Question about light getting through a aperture (full stops, f/#)

[mr magoo]

The term aperture is used in reference to the definition given to it by photography.

Here is the two f stops: f/1.0, f/22.
These two f stops represent the absolute opening of the aperture and the absolute closing of the aperture.

I want to theoretically, put a box over a light source on all four sides of the light source, and on top of the box there is a aperture of f/11. I want to know if the light getting through the aperture will equal f/1.4?

Or another way of putting the question is: do I always get the equal amount of light through a aperture the amount a aperture is open; If the aperture is only open 20%, does only 20% of the light from the light source get through the aperture even if the aperture is on top of a box covering the light source?

I am asking because I'm going to draw this box in autocad and want to know how to measure the light getting through the aperture.

 

[NobodySpecial]

f# and apertures only make sense in the case of an optical system - and only then when they are the limiting stop in the lens.

If you had a light source that emitted uniformly in all directions then a circular aperture in a box at a certain distance would emit a proportion of the light which depended on the solid angle of the hole

 

[mr magoo]

It's a rectangular aperture, and the light source is a pixel from a lcd display. See the picture:

Once the light gets through the box's rectangular aperture that's on the far side of the box, the light hits square mirrors and gets reflected onto a second aperture that's in the shape of a square.
These rectangular and square apertures do not close, but the pixel flashes and this acts as the opening and closing of light.

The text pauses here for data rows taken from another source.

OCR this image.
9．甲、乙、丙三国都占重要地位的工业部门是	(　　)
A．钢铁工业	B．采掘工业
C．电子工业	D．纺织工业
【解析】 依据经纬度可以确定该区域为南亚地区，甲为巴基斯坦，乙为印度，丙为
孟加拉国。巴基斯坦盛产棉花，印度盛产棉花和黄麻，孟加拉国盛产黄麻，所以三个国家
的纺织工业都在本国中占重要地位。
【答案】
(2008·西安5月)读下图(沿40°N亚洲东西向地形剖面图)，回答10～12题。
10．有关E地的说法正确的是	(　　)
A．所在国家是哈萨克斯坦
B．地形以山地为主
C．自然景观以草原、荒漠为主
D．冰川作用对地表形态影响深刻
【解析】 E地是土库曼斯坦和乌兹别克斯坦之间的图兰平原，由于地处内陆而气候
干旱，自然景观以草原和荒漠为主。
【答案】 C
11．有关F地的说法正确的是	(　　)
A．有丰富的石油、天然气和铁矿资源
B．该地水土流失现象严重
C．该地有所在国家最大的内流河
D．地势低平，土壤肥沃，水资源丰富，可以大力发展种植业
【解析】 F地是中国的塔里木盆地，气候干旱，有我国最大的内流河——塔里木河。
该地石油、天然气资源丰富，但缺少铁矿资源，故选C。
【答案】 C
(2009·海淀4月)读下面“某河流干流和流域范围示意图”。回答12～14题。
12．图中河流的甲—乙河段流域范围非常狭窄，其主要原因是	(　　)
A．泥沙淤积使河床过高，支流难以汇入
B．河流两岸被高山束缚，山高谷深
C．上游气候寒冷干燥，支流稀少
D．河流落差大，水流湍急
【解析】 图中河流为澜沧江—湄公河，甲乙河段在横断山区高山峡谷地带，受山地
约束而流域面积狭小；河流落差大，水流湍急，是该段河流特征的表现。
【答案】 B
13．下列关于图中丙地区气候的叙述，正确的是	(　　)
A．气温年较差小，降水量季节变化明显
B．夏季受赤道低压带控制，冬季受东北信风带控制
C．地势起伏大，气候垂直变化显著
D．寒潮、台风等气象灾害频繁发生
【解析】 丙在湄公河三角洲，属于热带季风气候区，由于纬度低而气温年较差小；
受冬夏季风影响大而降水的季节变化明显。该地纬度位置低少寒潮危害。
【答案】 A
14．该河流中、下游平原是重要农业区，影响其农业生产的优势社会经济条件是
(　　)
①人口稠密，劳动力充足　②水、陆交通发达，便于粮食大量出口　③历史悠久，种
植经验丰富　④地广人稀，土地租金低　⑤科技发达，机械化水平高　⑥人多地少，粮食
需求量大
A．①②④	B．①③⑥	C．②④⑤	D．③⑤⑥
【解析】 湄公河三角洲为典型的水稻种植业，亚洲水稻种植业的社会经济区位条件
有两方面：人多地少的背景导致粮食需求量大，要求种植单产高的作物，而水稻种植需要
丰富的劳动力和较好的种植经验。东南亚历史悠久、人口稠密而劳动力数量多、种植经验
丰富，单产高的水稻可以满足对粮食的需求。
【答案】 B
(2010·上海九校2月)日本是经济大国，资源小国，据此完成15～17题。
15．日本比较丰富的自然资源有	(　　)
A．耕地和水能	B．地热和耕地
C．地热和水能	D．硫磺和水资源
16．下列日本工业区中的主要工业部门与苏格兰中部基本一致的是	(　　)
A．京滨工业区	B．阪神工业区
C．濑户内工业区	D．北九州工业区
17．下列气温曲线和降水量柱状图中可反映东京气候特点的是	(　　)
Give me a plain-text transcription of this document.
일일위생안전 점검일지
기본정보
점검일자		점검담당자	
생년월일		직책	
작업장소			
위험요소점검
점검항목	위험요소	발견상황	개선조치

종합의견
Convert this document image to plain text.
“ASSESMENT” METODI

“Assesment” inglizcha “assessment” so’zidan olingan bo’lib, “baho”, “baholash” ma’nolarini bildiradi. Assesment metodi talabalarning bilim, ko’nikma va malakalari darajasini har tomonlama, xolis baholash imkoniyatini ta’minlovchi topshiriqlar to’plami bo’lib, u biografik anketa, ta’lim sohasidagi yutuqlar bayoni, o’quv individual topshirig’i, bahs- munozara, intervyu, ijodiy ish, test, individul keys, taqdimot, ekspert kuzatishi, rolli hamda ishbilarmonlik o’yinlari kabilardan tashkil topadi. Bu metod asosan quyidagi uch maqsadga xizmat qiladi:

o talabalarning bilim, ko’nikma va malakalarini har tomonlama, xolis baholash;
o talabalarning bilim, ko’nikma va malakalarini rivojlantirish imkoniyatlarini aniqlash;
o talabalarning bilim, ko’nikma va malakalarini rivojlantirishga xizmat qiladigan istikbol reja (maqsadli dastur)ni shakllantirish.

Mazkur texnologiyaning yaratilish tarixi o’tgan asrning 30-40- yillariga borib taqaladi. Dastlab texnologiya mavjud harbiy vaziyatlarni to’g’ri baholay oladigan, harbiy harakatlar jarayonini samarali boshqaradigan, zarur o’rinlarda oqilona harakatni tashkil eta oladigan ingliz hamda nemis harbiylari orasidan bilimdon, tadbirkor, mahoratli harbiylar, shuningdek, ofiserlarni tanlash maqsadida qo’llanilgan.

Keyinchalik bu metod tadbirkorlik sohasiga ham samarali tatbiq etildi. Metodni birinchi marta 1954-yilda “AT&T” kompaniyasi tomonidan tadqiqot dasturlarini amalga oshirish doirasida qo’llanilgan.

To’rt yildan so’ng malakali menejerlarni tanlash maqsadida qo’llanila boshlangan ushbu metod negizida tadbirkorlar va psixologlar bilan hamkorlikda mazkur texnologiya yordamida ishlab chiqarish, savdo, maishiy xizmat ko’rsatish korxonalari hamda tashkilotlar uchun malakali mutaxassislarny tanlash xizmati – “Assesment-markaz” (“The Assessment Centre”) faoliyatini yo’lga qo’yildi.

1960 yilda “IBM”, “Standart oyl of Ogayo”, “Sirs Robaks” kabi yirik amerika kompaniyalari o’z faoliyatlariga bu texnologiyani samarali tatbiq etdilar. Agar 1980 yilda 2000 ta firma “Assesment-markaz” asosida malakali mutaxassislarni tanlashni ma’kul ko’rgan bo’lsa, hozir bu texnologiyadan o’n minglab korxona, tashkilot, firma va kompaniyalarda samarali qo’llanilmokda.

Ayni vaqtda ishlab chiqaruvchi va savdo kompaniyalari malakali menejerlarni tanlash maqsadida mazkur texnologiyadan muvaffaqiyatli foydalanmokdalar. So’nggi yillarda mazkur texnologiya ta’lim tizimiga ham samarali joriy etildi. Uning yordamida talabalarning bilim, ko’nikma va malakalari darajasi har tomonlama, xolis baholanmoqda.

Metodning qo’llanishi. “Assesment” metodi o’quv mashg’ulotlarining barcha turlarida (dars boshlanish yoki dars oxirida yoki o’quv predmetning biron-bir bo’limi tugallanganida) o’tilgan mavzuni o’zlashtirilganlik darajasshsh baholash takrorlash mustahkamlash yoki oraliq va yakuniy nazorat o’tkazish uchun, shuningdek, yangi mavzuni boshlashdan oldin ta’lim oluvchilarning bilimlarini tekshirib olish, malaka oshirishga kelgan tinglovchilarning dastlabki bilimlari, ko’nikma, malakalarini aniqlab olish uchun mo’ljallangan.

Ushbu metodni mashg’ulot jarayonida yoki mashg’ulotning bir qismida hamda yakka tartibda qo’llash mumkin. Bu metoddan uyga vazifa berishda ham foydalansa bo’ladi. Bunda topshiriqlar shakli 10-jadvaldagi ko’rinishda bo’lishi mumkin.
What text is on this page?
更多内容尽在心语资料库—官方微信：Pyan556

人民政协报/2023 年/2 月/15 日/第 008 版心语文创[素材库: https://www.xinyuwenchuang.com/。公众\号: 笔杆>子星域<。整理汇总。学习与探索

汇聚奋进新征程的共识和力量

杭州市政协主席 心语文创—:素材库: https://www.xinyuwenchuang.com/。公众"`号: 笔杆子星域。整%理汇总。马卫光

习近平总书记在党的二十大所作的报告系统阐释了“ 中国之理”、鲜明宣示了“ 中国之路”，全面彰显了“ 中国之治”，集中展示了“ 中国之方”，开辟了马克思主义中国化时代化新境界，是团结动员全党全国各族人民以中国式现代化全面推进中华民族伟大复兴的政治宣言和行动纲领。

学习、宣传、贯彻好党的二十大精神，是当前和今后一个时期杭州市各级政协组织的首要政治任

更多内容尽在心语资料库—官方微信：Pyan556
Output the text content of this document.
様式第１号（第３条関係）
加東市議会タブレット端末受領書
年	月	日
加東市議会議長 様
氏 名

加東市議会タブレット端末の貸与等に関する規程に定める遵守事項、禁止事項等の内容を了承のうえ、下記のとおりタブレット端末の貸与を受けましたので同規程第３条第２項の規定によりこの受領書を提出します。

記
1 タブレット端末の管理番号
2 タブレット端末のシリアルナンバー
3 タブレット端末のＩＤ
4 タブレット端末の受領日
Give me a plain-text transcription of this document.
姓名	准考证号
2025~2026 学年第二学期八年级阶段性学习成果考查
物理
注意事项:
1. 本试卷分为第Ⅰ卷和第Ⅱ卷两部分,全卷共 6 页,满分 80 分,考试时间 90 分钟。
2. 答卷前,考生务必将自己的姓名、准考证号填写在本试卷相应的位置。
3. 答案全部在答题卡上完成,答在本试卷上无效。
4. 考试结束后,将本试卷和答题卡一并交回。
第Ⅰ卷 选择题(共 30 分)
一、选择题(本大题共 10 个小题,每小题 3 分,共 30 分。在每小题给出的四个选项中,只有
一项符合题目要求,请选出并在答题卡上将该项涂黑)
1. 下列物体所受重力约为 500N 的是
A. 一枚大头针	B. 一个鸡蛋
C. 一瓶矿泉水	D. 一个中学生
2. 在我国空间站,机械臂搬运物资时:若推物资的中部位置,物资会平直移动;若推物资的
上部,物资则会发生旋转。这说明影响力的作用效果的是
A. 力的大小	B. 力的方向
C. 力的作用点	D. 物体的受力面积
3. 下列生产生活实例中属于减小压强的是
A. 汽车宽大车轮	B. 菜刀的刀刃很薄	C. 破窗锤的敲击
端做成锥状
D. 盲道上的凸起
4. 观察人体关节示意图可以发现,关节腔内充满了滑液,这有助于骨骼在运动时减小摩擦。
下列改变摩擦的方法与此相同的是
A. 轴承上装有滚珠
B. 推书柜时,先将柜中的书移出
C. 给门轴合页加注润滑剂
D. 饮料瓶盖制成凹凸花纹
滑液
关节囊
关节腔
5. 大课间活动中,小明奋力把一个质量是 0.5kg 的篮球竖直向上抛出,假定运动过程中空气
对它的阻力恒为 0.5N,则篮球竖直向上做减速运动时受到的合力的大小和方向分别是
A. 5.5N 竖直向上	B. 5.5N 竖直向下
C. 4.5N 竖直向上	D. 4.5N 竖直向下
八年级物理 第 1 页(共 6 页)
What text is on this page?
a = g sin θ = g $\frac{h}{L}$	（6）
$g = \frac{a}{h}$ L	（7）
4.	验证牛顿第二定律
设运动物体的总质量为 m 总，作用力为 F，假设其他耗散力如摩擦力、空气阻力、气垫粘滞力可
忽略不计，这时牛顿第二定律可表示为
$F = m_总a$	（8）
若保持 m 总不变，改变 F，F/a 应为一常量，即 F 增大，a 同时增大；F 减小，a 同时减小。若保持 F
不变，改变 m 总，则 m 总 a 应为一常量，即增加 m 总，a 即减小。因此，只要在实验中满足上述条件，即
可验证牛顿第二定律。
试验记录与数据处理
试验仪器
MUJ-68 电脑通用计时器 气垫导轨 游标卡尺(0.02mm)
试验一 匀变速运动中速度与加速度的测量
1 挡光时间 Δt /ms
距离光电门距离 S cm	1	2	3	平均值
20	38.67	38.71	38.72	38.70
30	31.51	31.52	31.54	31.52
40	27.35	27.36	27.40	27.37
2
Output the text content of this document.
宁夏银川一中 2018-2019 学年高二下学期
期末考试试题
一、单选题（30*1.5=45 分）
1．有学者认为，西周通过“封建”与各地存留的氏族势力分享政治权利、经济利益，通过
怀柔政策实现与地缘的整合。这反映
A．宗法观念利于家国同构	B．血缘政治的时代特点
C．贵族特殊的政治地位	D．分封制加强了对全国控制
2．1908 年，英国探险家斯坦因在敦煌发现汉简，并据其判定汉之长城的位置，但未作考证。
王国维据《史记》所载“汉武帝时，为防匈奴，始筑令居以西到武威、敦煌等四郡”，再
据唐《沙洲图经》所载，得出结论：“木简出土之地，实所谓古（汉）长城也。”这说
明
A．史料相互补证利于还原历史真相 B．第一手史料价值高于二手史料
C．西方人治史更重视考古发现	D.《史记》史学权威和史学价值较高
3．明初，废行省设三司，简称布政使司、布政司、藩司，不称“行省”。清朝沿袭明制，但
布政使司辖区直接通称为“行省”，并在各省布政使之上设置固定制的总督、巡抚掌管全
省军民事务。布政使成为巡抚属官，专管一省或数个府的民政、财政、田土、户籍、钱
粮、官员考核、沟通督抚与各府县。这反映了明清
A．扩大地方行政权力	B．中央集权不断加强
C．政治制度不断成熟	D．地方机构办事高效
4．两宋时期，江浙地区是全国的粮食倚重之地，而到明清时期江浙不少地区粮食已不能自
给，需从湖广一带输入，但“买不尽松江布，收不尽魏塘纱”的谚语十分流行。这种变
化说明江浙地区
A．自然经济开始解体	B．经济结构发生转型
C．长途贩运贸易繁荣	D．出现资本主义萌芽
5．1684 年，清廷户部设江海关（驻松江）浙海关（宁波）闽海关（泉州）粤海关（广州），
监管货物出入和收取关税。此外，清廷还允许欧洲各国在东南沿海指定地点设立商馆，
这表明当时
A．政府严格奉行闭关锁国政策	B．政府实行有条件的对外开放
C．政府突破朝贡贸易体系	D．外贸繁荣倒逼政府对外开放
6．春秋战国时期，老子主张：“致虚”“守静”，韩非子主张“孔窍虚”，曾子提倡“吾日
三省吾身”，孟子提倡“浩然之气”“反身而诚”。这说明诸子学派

I want to know if I had the aperture open on the far side, how would I get 80 percent of the light through the first aperture to the mirrors: how big would the aperture on the box have to be?

 

[NobodySpecial]

If the beam is collimated and if the beam is uniformally illuminated then the brightness will depend on the area of the aperture that the beam goes through.

 

[mr magoo]

Yes, the beam from the pixel is collimated, and the pixel area is uniformally illuminated.
So, this means that if the aperture I described takes 20% or the total area on top of the box covering this light source, only 20% brightness will show.

Thank you for showing me how to calculate the brightness, NobodySpecial! :)

 

[Andy Resnick]

Here is the two f stops: f/1.0, f/22.
These two f stops represent the absolute opening of the aperture and the absolute closing of the aperture.

I want to theoretically, put a box over a light source on all four sides of the light source, and on top of the box there is a aperture of f/11. I want to know if the light getting through the aperture will equal f/1.4?

Or another way of putting the question is: do I always get the equal amount of light through a aperture the amount a aperture is open; If the aperture is only open 20%, does only 20% of the light from the light source get through the aperture even if the aperture is on top of a box covering the light source?

Something about this question doesn't make sense- you seem to be using imaging concepts where there is no imaging in your system. For example, if I have a lens set at f/1, it's *always* at f/1, regardless of how much light goes through the entrance pupil. Perhaps you are thinking about vignetting- the lens aperture is not the limiting surface in that case.

Or am I missing something?

 

[mr magoo]

When NobodySpecial first answered I realized I used full stop terminology wrong and I should have just used aperture shape and size and light source description.

I was told that if the light source my box is covering, sends collimated light uniformally over the entire covered area. Then the area of the aperture equals the brightness percent that gets through the aperture.

After I send this through the first aperture, the aperture on top of the box covering the light source. I will reflect this light that gets through the aperture by square Plane mirrors that are smaller than the area of the first aperture. These plane mirrors reflect the light down and at a angle.

This reflected light from the Plane mirrors does not redirect all the light from the first aperture because they are square and since there are four plane mirrors they have space inbetween them and so the brightness they reflect is not equal to the brightness that got through the first aperture.

This reflected light is then put through glass plates. The glass plates serve to collimate the light but act as a third aperture, and this third aperture does not receive all light from the second aperture because it's too small and the light from the mirror was not perfectly sent through.

Then when the light leaves the glass plates it reflects off of another plane mirror, and this plane mirror is in a set of 4 individual mirrors and they steer the light to the left or right eye of four people. This light beams the light up and at different angles set by the designer.

I was going to try and put the entire box on top of one pixel, but after reading NobodySpecial's answer I figured the aperture on top of the box would not be covered at all but expose all the light from the pixel to the mirrors.
Then the mirrors would reflect to a space beside the pixel and this space beside the pixel would hold the part that reflects the light back up to the eye(s).

I have a youtube channel with three videos about my experiment: http://www.youtube.com/user/foxhoundfan"

I'm learning autocad so I can try and see how much total light brightness is reflected by the second set of plane mirrors to the eyes. So I'll know how bright the pixel has to be so the eyes can see enough light the picture looks special.